Empirical studies of the sort described above, and evident elsewhere in this special issue, can provide guidance to policy makers and researchers who are confronting the significant ethical problems that can arise as a result of decisional impairment in persons with schizophrenia. But some problems require more than data for their solution; they call for careful reasoning about normative matters, that is, consideration of moral values and how they should influence policy. Here I offer just 3 examples of the many that could be cited.
First is an example related to the previous discussion: determining the degree of capacity that should be required of a person with schizophrenia prior to allowing him or her to decide about research participation, and whether the requisite level of capacity should be raised or lowered depending on the riskiness of a given research project. This issue has largely been elided to date, with few projects specifying how much capacity their subjects must have, leaving the determination instead to the judgment of the person recruiting the subject. However, it seems likely that Institutional Review Boards (IRBs) will increasingly ask investigators to identify the level of capacity they will require, and some projects—such as the multisite Clinical Antipsychotic Trials of Intervention Effectiveness (CATIE) study of antipsychotic effectiveness in schizophrenia—have done so already. Even when determinations of this sort have been made, though, lines have tended to be drawn somewhat arbitrarily. Indeed, this has been true as well of many studies of decisional capacity itself, in which varying definitions of impairment have been used to identify those subjects who are considered presumptively incompetent.

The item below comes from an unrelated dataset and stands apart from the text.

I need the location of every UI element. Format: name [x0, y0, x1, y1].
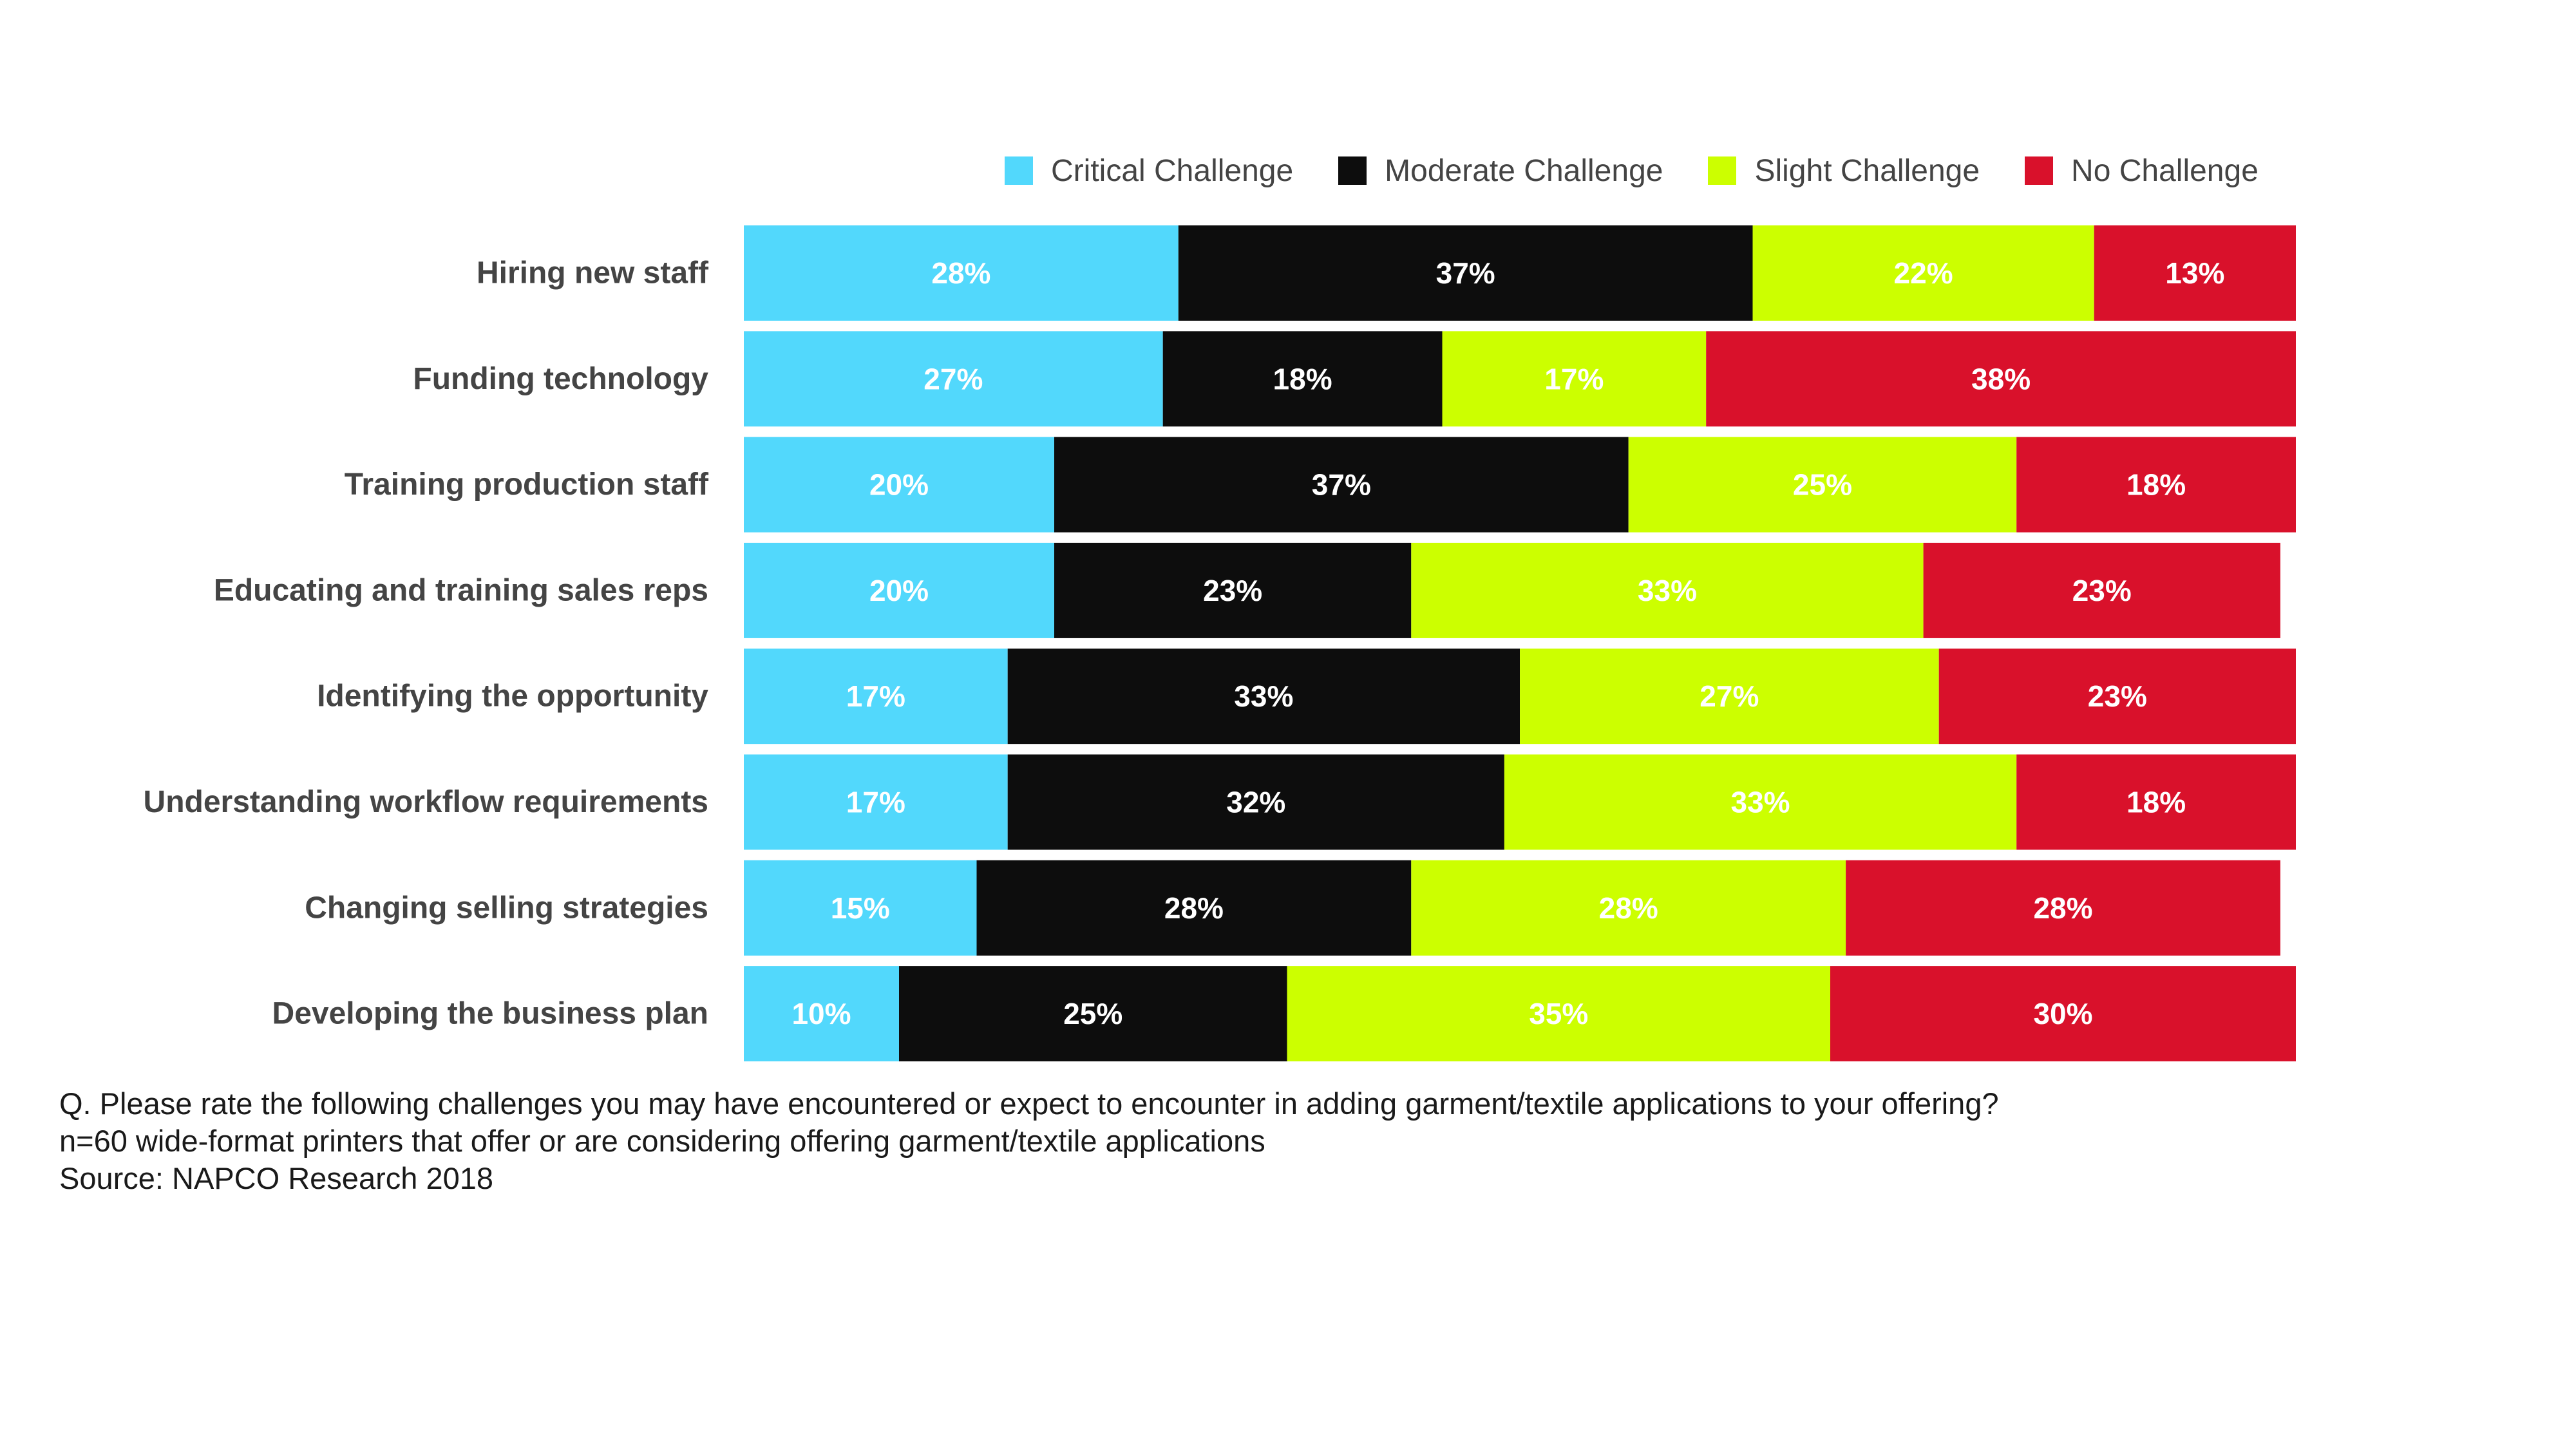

What are some options for how this issue might be addressed? From among the large amount of information provided to prospective subjects, we could identify those elements that are so critical to valid consent that subjects will be required to understand, appreciate, or reason about them or will be excluded from participation. This a priori approach might be augmented by data on the performance of non-ill populations, since it seems misguided to require higher levels of capacity on the part of persons with schizophrenia than are manifested by nonaffected groups. The views of potential subjects, members of the general population, and even researchers themselves may constitute additional useful data. Clearly, considerable normative work, informed by these sorts of data, remains to be done on this issue.
A second example of an area where normative work is required derives from the reality that many schizophrenia research projects follow patients over time, either to track the progress of the disorder or to gauge treatment effect. Such longitudinal studies raise questions about whether subjects with schizophrenia, whose symptoms and decisional impairments may fluctuate over time, require special protections in these settings. For example, what should the response be when a subject who offered a competent consent to enter a study becomes notably incompetent at some point in its course? We usually assume that subjects retain the capacity to protect their own interests in a longitudinal study, for example, by withdrawing from participation if they are experiencing unanticipated and intolerable side effects or lack of treatment effectiveness. But incompetent subjects may lack the ability to identify and act on their interests, leaving them vulnerable to harm.
To protect subjects who become incompetent, one could simply withdraw them from the study. Termination of their participation, however, may itself be harmful to them (e.g., if the study intervention has been successful, when others have not) and may contravene their competent wishes. The CATIE study, mentioned earlier, has dealt with this situation by creating the role of a “subject advocate,” who is called upon when subjects are thought to have lost decisional capacity. Subject advocates have the power to remove a subject from the study if they decide that the risk/benefit considerations on which the subject's competent consent was based have changed significantly and adversely.13
Whether this is an adequate safeguard may depend, among other factors, on how competently the initial decision to enter the project was made and how well the subject advocate can assess changes in the risk/benefit ratio of continued participation. But the acceptability of this approach also depends on how averse we are to accepting surrogate decisions about continuing research involvement, especially when considerable risk may be present. Should the default rule be to try to follow subjects' previously expressed choices, as best as possible, or to err on the side of protecting incompetent subjects from harm by removing them from studies when the capacity to make decisions is no longer present? This is precisely where the normative analysis must take place.
Finally, there is a related normative issue that involves schizophrenia research but applies more broadly to all subject populations at risk for impaired decisional capacity. There may be studies targeted at persons with severe and intractable schizophrenia that could not be conducted without enrolling subjects who lack the capacity to make decisions for themselves. Surrogate consent for research, including the potential use of advance directives, is even more salient for other research populations—for example, patients with Alzheimer's disease—than for persons with schizophrenia. It is, however, likely to be material to some schizophrenia research projects and is now a gray zone of law and policy that fairly begs for careful attention and reasonable solutions.14
Some formulations of this problem would largely reject allowing anyone other than the competent subject to make such decisions,15
while others would allow greater flexibility, especially in light of some preexisting indication of the subject's desires.16
This might be a circumstance in which data on the views of potential subjects would carry substantial moral weight, and practical clarification is badly needed.